I am using “ice cream” loosely here. It was, for ethical and digestive reasons, a “nondairy frozen dessert.” I settled immediately on a mocha-flavored recipe from a book called Vice Cream, which is the 3,343rd most popular vegan cookbook on Amazon but the No. 1 most popular vice-cream-centric cookbook in my apartment.

What you do is blend cashews with water, maple syrup, cocoa powder, and ground espresso beans and then you chill it for a while and then you let the ice-cream-maker do its thing. It seemed like less of a production than I’d hoped — and I forgot how expensive cashews are — but I liked that it required an ice-cream-maker, because I’d had one sitting patiently in the cabinet above the refrigerator since at least 2010.

You’re supposed to put the ice-cream-maker in the freezer until the coolant freezes, a process the instruction manual says should take between six and 24 hours. I used this time to blend my cashews, a process that takes about four minutes. Six hours passed. My ice-cream-maker’s coolant was still sloshing, a sign that it was not freezing. Twelve more hours passed. More sloshing. I adjusted the temperature of my freezer. After 48 hours, it was clear the ice-cream-maker was broken.

I tried anyway. The machine churned and churned. Nothing was happening. My boyfriend came into the kitchen. “I think nothing is happening,” he observed. Eventually, we poured our vice cream into a plastic container, where it froze into a chalky cashew-mocha brick. I ate it anyway. It was sweet and cold and had the texture of a sandcastle. Beachy! I thought. As with most things in life, the secret to being satisfied is to first lower your expectations.

We got rid of the ice-cream-maker, and I moved on to pickles.

Or at least I thought about it. I read about it, even. It sounded hard. Suddenly, everything sounded hard. I thumbed through Usha’s Pickle Digest and Sandor Katz’s The Art of Fermentation. I wanted to want to pickle, but I did not want to actually pickle.

What was the point of pickling? What was the point of anything? The kitchen was never clean. There were so many dishes. I worried about work. I worried that work was a dumb thing to worry about. My ennui felt self-indulgent and absurd. “It can’t stay like this,” I’d said for months, but it turned out it sort of could. I was still so lucky, and I was suddenly so sleepy.
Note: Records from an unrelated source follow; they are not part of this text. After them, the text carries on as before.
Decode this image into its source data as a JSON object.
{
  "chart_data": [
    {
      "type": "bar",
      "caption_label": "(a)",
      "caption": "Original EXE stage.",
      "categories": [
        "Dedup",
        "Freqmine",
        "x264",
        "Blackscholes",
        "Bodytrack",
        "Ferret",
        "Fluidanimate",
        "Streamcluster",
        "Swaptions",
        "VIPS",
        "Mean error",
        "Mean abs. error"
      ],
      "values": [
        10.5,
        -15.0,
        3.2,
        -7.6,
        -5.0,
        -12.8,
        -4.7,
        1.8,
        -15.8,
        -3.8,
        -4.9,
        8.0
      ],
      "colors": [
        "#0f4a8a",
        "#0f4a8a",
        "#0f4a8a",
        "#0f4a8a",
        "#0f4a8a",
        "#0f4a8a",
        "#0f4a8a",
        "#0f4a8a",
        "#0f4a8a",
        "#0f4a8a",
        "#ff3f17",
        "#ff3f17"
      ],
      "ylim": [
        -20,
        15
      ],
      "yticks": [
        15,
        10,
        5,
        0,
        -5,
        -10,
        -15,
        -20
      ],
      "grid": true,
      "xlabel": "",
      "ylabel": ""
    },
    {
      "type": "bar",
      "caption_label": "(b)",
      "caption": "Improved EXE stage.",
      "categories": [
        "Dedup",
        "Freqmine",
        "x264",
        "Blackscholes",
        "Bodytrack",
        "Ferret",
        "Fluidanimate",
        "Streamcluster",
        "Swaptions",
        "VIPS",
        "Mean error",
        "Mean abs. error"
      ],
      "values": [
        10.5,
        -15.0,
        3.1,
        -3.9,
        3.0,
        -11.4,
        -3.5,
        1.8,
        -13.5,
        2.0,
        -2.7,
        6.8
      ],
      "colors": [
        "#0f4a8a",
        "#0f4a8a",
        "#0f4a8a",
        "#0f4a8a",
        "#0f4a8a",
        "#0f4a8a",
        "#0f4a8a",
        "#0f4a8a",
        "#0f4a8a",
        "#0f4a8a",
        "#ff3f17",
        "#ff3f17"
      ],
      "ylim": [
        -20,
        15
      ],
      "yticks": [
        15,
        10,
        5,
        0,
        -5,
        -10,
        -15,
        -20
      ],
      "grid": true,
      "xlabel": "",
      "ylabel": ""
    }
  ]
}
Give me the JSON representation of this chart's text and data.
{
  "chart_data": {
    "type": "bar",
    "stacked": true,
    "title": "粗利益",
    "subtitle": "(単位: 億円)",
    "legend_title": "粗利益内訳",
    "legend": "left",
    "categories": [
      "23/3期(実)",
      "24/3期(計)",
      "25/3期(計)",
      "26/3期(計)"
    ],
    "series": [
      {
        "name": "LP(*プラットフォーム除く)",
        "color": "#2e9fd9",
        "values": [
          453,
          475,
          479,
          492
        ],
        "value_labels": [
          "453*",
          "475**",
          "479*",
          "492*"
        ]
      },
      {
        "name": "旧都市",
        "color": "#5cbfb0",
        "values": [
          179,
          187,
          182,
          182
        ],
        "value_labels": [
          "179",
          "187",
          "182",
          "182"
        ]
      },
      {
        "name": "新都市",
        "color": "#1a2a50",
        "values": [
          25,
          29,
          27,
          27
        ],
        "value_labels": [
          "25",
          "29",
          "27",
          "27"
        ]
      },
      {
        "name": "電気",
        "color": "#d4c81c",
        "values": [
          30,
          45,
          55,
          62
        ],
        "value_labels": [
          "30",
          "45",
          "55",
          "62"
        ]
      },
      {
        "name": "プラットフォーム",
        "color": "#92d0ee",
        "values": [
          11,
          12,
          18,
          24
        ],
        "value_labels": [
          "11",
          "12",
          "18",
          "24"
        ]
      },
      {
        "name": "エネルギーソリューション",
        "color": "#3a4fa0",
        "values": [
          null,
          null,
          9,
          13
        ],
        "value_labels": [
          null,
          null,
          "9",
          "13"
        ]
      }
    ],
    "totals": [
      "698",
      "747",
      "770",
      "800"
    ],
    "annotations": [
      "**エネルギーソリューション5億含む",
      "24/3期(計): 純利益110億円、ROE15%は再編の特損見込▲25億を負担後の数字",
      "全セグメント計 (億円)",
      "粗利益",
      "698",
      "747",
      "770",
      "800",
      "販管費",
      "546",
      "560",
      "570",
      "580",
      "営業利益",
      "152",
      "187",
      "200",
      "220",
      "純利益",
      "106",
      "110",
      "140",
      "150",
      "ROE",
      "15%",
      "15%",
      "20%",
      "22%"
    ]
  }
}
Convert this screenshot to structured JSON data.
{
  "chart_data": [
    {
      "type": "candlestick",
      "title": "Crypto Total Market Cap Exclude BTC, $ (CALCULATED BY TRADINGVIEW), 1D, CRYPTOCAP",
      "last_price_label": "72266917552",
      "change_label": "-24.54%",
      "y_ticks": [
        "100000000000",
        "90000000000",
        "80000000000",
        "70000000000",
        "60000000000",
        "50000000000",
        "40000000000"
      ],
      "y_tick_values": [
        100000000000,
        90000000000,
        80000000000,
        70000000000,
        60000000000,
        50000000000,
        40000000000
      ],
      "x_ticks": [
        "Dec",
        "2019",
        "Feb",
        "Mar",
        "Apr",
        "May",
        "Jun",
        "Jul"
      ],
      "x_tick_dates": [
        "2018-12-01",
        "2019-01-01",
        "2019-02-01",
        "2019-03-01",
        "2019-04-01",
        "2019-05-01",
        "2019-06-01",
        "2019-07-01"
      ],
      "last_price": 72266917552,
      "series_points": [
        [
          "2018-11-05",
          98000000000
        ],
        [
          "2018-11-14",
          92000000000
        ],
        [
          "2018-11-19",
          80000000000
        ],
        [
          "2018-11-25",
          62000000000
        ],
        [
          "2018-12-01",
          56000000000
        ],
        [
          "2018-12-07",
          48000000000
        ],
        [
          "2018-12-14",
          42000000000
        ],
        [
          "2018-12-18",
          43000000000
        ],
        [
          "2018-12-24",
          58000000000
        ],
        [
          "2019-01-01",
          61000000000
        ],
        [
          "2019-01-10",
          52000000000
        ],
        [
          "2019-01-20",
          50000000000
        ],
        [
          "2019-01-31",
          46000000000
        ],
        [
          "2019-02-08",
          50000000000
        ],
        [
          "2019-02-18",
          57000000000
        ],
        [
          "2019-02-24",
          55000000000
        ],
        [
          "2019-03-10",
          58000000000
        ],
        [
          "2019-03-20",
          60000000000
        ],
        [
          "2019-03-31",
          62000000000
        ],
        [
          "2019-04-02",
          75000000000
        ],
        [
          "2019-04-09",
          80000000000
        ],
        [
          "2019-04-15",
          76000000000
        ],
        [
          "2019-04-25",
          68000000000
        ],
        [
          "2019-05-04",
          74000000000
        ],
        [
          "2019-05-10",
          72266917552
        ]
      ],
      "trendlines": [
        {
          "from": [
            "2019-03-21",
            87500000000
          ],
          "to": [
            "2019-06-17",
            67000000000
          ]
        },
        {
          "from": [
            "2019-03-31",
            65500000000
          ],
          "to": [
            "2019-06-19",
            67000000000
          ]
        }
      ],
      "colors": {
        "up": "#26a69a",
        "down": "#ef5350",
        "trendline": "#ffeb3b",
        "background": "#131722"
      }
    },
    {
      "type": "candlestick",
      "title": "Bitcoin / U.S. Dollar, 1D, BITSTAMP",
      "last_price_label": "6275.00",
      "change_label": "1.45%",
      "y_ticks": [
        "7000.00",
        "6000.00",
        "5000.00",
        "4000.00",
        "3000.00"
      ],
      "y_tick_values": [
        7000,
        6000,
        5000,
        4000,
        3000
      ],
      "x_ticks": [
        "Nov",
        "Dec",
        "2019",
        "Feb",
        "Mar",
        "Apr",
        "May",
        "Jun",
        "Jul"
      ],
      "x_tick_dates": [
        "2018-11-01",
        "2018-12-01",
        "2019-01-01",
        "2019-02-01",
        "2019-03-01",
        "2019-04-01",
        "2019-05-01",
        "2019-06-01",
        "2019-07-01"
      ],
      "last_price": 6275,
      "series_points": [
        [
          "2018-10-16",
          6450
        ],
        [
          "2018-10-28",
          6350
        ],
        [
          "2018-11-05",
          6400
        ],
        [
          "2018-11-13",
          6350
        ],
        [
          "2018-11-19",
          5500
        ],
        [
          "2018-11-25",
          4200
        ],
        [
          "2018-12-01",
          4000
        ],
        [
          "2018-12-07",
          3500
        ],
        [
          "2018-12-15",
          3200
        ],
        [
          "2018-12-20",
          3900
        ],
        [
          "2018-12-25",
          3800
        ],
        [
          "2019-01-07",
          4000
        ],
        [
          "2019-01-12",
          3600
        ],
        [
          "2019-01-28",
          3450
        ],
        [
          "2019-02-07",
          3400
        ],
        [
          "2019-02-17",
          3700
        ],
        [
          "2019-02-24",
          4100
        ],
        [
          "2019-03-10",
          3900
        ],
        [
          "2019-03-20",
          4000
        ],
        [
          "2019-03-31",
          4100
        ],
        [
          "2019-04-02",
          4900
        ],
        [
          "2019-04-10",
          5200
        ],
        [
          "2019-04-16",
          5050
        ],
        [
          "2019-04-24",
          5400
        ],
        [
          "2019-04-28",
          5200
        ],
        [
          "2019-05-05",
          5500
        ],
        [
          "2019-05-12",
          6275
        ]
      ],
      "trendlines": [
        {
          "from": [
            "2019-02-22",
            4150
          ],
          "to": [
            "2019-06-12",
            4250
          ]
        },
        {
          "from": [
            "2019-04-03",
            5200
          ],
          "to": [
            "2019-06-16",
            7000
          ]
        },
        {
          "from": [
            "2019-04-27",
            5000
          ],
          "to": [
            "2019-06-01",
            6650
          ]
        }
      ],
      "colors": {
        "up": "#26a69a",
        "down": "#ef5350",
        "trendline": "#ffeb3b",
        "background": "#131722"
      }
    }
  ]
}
Kombucha seemed obvious, but I couldn’t muster the enthusiasm. I liked the idea of making my own gin, but it seemed, perhaps, a little passive: I wanted a low-maintenance relationship, yes, but I still wanted something ongoing. Most cooking uses up ingredients, but sourdough only begets more sourdough. It is hard to find a kitchen project that yields that kind of companionship. You’re going to say “indoor gardening,” and that is also what I thought, before the aphid infestation. Instead, I started baking cakes. The cakes were good. My life stayed the same.

I wanted a project that was very hard but also very easy. I wanted something that would require constant attention but also demand nothing. I began to worry that what I wanted did not actually exist, and if it did, it might be sourdough.

The thrill of free fall has worn off, replaced by the general sensation of crashing. Ultradomesticity was comforting for a while — we should seize this opportunity to slow down, I read, way back in April — but now I would like to leave my house without weighing the potential consequences. I would like the freedom that comes from knowing I can go anywhere, or do anything, without the constant specter of disease. That’s a lot to ask of any hobby.